Most likely, then, Scalia is holding that there is, at least in America, a maxim of law to the effect that prefaces or preambles to the enacting part of a clearly expressed law have no bearing on how the enacting part is to be understood.  In the case of the Second Amendment, applying the maxim results in the judicial conclusion that the words “A well-regulated Militia, being necessary to the security of a free state”, should play no part in understanding “the right of citizens to keep and bear arms shall not be infringed”.  And so Scalia and the Court can fully ignore the first clause and understand the Second Amendment solely on the basis of the second clause.  That is exactly what Scalia does in his opinion:  at this point attention is given at length to the second clause.  In what follows in the text, the notion of a militia vanishes.

This final argument is radically different from what preceded it.  For there, the aim was to see how the meaning of the first clause is related to the second.  Now, however, questions of meaning, of logical connections, are not necessary.,

What is to be made of that line of argument?  I have no idea whether there is in American legal practice such a maxim, but it is entirely plausible.  For the maxim would be a reminder to judges that prefaces need have no connection whatsoever to what follows.  I can write a book on cooking mushrooms and, publisher willing, have a preface to that material talking about a turtle I had as a boy.  Prefaces are not constrained and so are not to be taken into account in understanding that to which they are prefaces. There is, certainly, a limit to that:  it is possible, since the rules for prefaces are so underdetermined, that an author can, say at the last minute, insert a clarifying message into a preface and save having to revise the body of the text.  So, a judge, relying upon this maxim, needs to tread carefully in relying on it. 

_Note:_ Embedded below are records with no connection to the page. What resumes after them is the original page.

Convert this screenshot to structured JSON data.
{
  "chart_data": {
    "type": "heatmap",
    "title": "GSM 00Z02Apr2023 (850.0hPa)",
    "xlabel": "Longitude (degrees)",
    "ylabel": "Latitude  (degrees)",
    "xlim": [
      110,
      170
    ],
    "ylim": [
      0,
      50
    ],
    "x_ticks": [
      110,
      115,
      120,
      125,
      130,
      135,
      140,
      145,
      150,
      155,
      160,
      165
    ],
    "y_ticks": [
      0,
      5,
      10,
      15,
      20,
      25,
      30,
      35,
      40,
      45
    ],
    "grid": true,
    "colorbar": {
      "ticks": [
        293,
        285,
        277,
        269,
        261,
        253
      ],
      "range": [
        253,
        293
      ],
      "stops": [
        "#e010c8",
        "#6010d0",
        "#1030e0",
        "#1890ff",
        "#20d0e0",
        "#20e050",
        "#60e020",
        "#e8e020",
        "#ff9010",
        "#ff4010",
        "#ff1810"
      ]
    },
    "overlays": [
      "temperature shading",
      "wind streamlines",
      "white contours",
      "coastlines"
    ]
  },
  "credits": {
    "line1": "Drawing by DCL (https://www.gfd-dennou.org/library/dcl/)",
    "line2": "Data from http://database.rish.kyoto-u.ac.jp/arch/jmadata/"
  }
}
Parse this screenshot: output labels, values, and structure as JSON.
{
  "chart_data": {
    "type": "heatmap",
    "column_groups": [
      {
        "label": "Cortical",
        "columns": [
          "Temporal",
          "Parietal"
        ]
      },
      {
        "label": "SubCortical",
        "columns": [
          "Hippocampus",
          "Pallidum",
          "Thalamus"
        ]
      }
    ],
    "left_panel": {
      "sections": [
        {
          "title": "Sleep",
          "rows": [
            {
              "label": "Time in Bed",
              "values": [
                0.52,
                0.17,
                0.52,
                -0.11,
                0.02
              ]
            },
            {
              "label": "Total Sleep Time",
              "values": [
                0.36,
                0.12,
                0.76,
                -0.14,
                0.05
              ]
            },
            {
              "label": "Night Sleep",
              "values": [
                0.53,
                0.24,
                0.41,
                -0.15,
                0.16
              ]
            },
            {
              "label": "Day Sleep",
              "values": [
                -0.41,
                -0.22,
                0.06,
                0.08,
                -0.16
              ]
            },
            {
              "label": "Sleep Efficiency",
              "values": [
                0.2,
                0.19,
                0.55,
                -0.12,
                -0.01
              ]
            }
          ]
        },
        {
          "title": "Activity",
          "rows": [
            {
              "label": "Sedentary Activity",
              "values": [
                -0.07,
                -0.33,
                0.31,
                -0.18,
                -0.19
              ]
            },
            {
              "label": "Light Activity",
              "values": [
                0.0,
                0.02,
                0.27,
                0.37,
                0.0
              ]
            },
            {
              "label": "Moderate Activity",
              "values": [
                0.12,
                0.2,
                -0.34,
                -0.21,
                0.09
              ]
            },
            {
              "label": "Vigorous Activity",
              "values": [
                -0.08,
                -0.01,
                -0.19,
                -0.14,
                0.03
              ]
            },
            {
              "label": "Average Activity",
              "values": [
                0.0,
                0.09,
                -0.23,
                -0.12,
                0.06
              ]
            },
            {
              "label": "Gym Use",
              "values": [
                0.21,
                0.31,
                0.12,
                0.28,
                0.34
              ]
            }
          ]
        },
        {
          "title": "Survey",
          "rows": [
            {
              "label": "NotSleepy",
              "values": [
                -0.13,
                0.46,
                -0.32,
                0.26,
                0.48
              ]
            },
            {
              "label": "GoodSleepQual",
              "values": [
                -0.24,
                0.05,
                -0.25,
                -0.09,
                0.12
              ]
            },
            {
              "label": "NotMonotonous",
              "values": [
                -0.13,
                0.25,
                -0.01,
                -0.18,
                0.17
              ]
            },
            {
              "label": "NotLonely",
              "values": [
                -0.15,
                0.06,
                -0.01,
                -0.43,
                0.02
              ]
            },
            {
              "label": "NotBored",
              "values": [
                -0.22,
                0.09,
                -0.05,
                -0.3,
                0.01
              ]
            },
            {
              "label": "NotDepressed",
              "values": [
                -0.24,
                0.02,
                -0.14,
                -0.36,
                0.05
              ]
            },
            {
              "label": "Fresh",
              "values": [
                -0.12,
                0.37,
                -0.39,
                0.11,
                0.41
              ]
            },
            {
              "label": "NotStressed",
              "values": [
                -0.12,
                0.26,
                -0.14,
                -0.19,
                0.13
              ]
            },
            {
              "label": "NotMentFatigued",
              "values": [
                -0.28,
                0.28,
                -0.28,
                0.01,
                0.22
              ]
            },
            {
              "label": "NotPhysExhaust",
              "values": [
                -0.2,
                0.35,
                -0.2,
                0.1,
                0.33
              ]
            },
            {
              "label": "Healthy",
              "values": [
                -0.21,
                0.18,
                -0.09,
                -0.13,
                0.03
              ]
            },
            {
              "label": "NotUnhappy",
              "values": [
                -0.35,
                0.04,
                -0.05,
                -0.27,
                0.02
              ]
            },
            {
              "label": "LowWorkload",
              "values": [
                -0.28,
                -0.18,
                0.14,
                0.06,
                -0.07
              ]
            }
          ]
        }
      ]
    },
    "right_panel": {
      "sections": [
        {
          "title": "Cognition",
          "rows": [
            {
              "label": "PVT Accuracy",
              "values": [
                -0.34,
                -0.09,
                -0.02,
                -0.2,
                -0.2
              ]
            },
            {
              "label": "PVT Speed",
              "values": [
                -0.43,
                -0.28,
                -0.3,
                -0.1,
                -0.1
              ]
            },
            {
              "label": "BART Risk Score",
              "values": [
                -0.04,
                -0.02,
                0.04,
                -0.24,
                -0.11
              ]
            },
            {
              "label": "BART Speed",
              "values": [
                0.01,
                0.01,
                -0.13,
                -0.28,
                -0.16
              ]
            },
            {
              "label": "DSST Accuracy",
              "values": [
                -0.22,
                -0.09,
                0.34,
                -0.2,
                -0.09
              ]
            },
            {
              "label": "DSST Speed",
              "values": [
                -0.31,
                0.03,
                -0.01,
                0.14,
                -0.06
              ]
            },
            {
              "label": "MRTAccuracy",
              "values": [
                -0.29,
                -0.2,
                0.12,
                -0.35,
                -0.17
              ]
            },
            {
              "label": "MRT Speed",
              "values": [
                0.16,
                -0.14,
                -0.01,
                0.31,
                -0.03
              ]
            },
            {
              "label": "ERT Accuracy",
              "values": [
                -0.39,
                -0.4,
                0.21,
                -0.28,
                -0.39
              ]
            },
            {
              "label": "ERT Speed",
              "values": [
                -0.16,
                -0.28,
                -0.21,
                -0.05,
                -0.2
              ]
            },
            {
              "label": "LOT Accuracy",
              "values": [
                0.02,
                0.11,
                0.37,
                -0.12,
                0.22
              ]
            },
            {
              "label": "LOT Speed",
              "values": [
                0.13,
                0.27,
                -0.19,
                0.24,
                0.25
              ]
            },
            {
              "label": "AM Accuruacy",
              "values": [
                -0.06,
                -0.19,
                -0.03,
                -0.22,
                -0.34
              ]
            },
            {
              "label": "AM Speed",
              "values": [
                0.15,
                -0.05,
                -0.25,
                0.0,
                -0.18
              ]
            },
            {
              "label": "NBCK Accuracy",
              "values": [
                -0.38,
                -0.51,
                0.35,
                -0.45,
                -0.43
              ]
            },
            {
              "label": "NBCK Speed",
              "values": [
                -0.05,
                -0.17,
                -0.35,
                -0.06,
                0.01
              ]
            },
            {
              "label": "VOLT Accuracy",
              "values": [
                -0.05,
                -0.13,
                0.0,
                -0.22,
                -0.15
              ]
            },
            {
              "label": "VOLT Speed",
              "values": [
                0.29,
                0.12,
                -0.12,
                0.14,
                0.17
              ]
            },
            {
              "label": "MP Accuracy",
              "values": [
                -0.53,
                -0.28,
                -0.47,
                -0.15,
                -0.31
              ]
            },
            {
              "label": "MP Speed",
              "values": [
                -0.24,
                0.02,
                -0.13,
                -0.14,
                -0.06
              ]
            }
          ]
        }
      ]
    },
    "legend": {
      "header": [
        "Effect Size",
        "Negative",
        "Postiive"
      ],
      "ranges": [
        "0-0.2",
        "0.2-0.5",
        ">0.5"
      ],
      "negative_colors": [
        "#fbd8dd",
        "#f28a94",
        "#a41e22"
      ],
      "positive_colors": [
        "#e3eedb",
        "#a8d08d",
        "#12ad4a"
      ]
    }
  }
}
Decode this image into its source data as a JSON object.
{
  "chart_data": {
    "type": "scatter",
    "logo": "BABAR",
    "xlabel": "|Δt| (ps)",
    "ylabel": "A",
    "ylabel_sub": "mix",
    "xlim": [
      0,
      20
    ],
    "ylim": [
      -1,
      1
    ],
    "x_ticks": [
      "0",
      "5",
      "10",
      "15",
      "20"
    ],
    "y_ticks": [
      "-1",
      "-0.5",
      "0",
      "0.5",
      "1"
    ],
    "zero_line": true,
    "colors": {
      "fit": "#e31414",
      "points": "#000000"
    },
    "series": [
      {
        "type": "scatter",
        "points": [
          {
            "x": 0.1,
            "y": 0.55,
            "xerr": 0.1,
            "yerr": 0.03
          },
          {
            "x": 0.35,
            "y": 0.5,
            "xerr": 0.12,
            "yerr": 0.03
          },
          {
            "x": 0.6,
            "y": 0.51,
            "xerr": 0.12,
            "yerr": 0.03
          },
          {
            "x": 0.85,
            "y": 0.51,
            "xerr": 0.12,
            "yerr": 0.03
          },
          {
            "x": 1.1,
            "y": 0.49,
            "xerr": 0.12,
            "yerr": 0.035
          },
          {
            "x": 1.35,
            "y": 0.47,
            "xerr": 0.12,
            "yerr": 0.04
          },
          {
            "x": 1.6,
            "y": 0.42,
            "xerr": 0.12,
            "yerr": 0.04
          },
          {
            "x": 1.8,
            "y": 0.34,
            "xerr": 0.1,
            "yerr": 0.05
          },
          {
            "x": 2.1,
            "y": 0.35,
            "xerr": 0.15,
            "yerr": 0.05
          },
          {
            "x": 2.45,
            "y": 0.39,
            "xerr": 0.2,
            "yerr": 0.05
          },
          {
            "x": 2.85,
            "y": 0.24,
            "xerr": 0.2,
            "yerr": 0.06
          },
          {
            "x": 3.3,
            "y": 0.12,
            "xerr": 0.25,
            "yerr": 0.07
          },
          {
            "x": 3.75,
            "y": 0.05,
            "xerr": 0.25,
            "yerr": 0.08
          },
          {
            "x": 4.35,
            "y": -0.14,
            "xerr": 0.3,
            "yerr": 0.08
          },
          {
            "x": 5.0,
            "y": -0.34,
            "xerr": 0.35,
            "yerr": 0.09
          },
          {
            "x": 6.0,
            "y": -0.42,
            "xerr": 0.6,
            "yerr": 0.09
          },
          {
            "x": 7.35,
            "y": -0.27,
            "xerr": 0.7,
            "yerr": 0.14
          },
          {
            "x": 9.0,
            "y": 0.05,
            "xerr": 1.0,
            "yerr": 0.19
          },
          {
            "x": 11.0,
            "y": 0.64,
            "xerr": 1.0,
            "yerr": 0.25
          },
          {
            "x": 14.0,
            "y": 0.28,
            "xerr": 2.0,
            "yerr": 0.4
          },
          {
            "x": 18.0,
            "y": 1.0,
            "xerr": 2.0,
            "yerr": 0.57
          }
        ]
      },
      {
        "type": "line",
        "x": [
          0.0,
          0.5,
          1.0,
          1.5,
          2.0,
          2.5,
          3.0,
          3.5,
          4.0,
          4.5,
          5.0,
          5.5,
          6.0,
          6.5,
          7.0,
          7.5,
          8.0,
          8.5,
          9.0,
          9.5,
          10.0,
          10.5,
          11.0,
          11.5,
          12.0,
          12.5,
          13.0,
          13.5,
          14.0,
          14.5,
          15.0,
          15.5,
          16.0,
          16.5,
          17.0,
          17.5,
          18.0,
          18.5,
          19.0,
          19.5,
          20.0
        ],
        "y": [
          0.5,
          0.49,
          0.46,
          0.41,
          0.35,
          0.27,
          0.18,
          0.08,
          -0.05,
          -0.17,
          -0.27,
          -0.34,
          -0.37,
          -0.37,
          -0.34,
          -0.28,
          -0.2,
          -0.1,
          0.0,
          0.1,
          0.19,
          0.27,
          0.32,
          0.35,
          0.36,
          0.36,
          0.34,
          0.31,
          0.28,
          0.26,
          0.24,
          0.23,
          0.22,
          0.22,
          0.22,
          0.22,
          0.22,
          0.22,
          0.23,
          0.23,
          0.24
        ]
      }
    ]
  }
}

No, the problem lies not with the putative maxim but with Scalia’s coupling it with a claim that the first clause of the Second is nothing other than a preface and so subject to the reasonableness of the maxim.  Schematized, the argument is:

          Premise 1:  prefaces can be ignored in understanding the body of a text

          Premise 2:  the first clause of the Second is a preface

          Conclusion:  Hence the first clause can be ignored in interpreting the Second.

          It is a case of misdirection to get the reader to think of the first premise, its meaning, acceptability and place in judicial decisions rather than on premise 2.    

As noticed earlier, Scalia makes no attempt to justify his regarding the clause as a preface and makes no attempt to reject the obvious alternative:  the Second could have been written “The right of a citizen to keep and bear arms shall not be infringed because a well-regulated Militia is necessary to the security of a free state”.  There is absolutely no difference in meaning between that and what Madison wrote.  But if so written, it is obvious that there is no preface in the sentence.  The maxim, then, would clearly be beside the argumentative point. 

Moreover, as we have already seen, Scalia’s recognition that there is some strong meaningful connection what is said in the two clauses rules out his continuing to talking of one as a preface to the other.  The content of a preface, as the maxim reminds us, lacks such a logical connection to what is then said.  Scalia’s important recognition of that connection entails that he is no longer entitled to talk of a preface here and so his continued doing so renders his most important argument in favor of avoiding talk of militias unuseable.  

 The Second Amendment is about militias – Scalia’s arguments to avoid the first clause and its constituent reference to militias simply do not succeed.